Received 19 August 2009; Accepted 19 August 2009

Copyright © 2009 Hindawi Publishing Corporation. This is an open access article distributed under the Creative Commons Attribution License, which permits unrestricted use, distribution, and reproduction in any medium, provided the original work is properly cited.

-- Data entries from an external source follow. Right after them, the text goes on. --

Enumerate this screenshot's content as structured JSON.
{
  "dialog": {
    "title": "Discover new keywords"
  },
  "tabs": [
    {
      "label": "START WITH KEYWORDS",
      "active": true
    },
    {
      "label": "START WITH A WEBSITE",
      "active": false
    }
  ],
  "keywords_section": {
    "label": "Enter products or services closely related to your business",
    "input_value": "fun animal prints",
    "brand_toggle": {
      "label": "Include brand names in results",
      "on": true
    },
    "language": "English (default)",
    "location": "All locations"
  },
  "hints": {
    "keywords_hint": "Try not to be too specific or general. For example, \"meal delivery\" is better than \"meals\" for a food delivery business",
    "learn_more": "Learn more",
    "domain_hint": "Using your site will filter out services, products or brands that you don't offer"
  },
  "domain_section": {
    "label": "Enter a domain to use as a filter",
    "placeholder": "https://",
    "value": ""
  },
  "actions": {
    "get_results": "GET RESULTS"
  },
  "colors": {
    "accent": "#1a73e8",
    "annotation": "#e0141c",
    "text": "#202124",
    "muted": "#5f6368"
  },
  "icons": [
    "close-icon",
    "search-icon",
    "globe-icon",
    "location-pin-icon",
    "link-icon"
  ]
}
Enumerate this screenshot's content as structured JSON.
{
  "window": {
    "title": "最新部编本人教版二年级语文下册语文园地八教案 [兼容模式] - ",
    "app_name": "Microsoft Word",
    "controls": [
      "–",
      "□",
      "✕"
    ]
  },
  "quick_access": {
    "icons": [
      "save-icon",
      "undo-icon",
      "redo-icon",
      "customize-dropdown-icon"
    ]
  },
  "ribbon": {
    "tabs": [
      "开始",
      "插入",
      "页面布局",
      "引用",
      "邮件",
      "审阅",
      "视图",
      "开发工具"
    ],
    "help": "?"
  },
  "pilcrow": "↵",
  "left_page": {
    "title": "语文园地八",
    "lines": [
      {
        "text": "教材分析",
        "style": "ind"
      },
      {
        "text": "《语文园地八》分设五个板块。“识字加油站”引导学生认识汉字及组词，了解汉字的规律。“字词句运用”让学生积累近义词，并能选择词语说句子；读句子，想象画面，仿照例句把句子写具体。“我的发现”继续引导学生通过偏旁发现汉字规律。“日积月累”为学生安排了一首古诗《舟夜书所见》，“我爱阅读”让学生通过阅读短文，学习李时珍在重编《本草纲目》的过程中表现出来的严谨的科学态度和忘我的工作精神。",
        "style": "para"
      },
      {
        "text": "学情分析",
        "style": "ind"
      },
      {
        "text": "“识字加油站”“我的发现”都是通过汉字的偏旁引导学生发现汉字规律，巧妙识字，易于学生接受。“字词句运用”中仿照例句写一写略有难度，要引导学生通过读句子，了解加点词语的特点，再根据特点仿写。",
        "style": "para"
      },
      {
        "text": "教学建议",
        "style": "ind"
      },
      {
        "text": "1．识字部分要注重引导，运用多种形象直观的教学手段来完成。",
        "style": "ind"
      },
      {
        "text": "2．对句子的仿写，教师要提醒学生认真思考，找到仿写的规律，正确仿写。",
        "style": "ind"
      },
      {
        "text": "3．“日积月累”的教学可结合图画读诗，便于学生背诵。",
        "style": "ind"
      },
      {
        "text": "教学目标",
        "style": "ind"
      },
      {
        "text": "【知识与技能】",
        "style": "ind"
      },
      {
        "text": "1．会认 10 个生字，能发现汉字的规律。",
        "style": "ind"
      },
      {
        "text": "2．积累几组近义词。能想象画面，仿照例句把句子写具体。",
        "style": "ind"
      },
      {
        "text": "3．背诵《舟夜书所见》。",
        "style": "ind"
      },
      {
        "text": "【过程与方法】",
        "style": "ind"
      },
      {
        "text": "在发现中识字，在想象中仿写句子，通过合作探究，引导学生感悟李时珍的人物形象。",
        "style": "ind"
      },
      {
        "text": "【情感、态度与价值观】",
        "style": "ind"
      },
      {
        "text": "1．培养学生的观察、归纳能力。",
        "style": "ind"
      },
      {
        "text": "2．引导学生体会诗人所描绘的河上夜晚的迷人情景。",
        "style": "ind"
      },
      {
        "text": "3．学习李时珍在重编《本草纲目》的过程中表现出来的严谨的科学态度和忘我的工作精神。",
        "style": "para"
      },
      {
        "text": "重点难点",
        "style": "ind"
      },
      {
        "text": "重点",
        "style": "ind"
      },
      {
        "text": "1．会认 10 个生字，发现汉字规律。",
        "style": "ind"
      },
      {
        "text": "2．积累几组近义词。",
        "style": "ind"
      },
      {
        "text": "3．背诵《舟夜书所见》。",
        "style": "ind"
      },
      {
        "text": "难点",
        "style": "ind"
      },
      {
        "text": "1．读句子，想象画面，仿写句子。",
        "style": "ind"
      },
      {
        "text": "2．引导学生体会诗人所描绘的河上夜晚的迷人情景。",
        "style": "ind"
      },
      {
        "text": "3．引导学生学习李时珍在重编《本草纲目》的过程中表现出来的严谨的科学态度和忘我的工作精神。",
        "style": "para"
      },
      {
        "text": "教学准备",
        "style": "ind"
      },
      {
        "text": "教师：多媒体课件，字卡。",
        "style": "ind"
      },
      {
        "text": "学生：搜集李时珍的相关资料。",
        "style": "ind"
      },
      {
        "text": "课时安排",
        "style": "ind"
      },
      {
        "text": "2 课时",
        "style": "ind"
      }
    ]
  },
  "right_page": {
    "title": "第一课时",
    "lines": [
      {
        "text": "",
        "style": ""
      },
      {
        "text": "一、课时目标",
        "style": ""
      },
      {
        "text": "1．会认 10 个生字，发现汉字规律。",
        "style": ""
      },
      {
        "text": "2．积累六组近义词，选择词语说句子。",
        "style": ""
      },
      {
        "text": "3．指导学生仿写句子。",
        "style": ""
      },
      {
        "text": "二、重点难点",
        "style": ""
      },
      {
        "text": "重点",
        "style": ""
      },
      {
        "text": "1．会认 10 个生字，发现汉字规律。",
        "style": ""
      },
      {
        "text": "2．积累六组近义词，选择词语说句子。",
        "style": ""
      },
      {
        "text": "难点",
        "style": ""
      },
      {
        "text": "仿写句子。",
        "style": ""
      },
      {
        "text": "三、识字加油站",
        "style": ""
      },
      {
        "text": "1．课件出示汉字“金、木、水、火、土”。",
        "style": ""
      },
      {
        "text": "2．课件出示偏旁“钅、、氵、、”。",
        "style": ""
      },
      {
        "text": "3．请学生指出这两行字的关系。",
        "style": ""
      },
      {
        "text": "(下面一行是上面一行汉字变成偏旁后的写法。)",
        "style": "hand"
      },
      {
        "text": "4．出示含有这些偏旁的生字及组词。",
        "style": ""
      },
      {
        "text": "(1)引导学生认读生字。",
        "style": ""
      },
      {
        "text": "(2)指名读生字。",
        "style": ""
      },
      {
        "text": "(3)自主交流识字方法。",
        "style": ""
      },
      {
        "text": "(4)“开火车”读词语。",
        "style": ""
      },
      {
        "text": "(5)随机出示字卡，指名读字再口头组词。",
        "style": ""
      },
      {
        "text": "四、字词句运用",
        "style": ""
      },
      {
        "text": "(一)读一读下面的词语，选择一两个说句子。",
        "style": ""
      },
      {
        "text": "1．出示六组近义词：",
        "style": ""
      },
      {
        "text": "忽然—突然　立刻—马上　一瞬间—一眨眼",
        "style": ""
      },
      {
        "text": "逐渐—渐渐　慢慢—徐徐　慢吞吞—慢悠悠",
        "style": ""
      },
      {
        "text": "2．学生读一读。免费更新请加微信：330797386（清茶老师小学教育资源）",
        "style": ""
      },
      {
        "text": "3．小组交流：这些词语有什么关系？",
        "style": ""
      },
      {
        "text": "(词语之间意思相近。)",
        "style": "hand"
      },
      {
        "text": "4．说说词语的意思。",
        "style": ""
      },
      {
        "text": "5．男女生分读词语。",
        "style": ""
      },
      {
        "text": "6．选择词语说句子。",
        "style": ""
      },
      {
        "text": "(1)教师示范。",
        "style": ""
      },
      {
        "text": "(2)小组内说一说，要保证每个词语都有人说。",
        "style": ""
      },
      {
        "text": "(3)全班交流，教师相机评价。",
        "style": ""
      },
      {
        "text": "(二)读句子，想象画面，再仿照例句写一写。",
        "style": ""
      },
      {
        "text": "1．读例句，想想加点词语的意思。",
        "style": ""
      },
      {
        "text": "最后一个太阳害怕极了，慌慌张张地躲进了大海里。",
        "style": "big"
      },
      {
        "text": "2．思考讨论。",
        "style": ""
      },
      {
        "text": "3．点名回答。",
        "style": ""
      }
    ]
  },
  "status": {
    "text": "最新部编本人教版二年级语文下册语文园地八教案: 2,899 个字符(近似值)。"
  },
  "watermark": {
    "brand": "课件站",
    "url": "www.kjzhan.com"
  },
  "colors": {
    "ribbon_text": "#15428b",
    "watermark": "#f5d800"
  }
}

The aim of this study was to determine the relationship between amplification of HER2 (Human epidermal growth factor receptor 2) and Topo2a (topoisomerase 2a) and their influence on prognosis in metastatic breast cancer (MBC) patients. Amplification of both HER2 and Topo2a genes was determined by chromogenic in situ hybridization (CISH) in primary tumor tissue of 71 MBC patients. Starting point for follow-up was the time of diagnosis of metastatic disease. Although there was significant correlation between HER2 amplification and Topo2a alterations, Topo2a amplification was not strictly related to HER2 amplification. Follow-up of patients showed that there was no difference in MBC survival between HER2-nonamplified and HER2-amplified patients for subgroup as whole, but there was significant difference in MBC survival between patients with and without Topo2a amplification. HER2 amplification showed prognostic value in subgroups of patients, as well as Topo2a. Combination of these two genes with different status (nonamplified, amplified, coamplified) indicated that they might have additive effect. Also, it has been shown that Topo2a-amplified cases have poorer survival than Topo2a-nonamplified, when treated with CMF therapy.

Topo2a amplification seems to be more promising biomarker of MBC survival, than HER2, and potential marker of resistance to CMF therapy.